Nie wiem jak to wytłumaczyć, ale ostatnio często trafiam na słabe
jakościowo kosmetyki. Przed każdym zakupem czytam recenzje i sprawdzam oceny na
wizażu, ale i tak czasem jakiś kosmetyk okazuje się bublem. Przynajmniej jest o
czym napisać i przed czym Was ostrzec.
Balea – pianka do mycia ciała. Cudny kokosowy zapach, dobra wydajność i
delikatne działanie. Zbyt delikatne, bo pianka nie oczyszcza skóry w stopniu
dostateczznym. Moja skóra nawet na ciele ma tendencję do zapychania, więc przy
niedostatecznym oczyszczeniu niespodzianki pojawiają się w znacznej ilości. Ta
pianka właśnie przysporzyła mi kilka bolesnych guli oraz mnóstwo zapchanych
porów. I to pomimo używania peelingów. Nie polecam, bo mam wrażenie, że piana
tylko muśka po skórze a oczyszczenia brak.
Belenda – maska do twarzy blue detox. Jak mnie piecze skóra po tej masce!

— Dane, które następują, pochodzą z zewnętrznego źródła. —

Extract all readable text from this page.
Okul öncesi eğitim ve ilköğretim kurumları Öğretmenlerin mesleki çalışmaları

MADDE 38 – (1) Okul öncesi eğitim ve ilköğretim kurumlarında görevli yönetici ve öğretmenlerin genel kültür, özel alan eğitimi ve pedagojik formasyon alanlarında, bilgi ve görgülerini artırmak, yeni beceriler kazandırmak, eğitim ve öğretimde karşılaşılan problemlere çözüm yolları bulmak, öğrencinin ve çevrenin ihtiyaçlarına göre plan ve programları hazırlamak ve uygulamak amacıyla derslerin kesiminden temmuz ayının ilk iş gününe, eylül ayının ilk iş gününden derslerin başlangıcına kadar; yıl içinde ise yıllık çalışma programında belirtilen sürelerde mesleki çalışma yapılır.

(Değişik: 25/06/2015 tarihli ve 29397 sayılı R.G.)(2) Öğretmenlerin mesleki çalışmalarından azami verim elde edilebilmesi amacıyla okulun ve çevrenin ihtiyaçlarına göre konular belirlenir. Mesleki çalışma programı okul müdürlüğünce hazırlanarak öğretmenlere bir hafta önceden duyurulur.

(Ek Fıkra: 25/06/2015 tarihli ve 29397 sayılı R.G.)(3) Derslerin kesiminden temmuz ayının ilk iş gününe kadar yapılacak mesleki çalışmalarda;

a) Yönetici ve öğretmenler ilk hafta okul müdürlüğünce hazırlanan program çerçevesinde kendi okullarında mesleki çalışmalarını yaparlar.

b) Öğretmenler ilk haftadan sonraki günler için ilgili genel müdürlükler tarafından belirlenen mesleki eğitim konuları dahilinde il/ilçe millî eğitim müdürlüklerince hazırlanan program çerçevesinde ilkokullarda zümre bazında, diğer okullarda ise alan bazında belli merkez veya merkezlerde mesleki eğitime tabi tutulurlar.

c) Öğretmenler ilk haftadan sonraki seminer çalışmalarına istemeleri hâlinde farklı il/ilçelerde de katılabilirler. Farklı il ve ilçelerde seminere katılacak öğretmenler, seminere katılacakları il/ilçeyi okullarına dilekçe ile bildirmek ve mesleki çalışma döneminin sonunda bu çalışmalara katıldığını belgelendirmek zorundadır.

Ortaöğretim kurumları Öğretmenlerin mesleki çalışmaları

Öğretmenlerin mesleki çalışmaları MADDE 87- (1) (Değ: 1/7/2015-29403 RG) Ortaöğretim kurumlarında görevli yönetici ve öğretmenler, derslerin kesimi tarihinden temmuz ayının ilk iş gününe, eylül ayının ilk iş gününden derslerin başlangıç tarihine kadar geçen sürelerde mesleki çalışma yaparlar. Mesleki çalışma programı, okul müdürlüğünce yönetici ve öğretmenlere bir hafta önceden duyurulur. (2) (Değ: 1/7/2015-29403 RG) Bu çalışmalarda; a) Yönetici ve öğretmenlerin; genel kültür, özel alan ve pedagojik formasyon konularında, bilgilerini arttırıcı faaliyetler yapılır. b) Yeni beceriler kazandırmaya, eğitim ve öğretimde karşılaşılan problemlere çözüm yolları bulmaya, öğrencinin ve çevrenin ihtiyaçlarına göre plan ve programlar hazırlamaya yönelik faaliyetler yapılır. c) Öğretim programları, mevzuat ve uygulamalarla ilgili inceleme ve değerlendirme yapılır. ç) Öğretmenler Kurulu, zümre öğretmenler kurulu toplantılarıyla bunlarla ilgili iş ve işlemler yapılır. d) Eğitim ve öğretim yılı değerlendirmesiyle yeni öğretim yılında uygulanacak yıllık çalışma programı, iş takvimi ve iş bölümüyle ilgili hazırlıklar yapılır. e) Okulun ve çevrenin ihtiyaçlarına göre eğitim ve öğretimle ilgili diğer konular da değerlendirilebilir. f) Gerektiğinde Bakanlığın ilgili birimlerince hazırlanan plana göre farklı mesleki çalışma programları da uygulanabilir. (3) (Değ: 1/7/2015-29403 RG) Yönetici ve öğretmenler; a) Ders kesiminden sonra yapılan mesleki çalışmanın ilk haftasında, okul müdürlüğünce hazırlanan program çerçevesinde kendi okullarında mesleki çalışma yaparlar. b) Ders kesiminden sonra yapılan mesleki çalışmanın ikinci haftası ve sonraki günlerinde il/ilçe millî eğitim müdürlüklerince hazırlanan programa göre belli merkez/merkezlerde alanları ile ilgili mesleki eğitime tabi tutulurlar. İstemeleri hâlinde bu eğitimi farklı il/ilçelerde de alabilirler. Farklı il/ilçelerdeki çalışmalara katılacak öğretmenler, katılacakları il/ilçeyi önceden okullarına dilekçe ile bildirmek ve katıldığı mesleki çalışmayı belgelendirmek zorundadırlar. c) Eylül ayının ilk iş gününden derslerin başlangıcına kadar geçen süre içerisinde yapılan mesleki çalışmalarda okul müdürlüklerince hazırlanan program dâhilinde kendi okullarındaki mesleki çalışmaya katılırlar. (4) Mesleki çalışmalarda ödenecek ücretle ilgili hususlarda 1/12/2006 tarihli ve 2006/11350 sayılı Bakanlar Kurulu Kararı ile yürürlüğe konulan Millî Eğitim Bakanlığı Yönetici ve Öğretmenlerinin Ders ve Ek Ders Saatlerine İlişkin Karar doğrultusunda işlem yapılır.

Nie mogę Wam tego nawet opisać! Gdzie tu mowa o nawilżaniu, jak skóra po niej
jest zaczerwieniona, rozgrzana i pali niemiłosiernie! Nigdy żadna maska mnie
tak nie podrażniła i nie zepsuła wieczoru, bo liczyłam na relaks i nawilżenie,
a dostałam za przeproszenie ku*wicę i palącą twarz!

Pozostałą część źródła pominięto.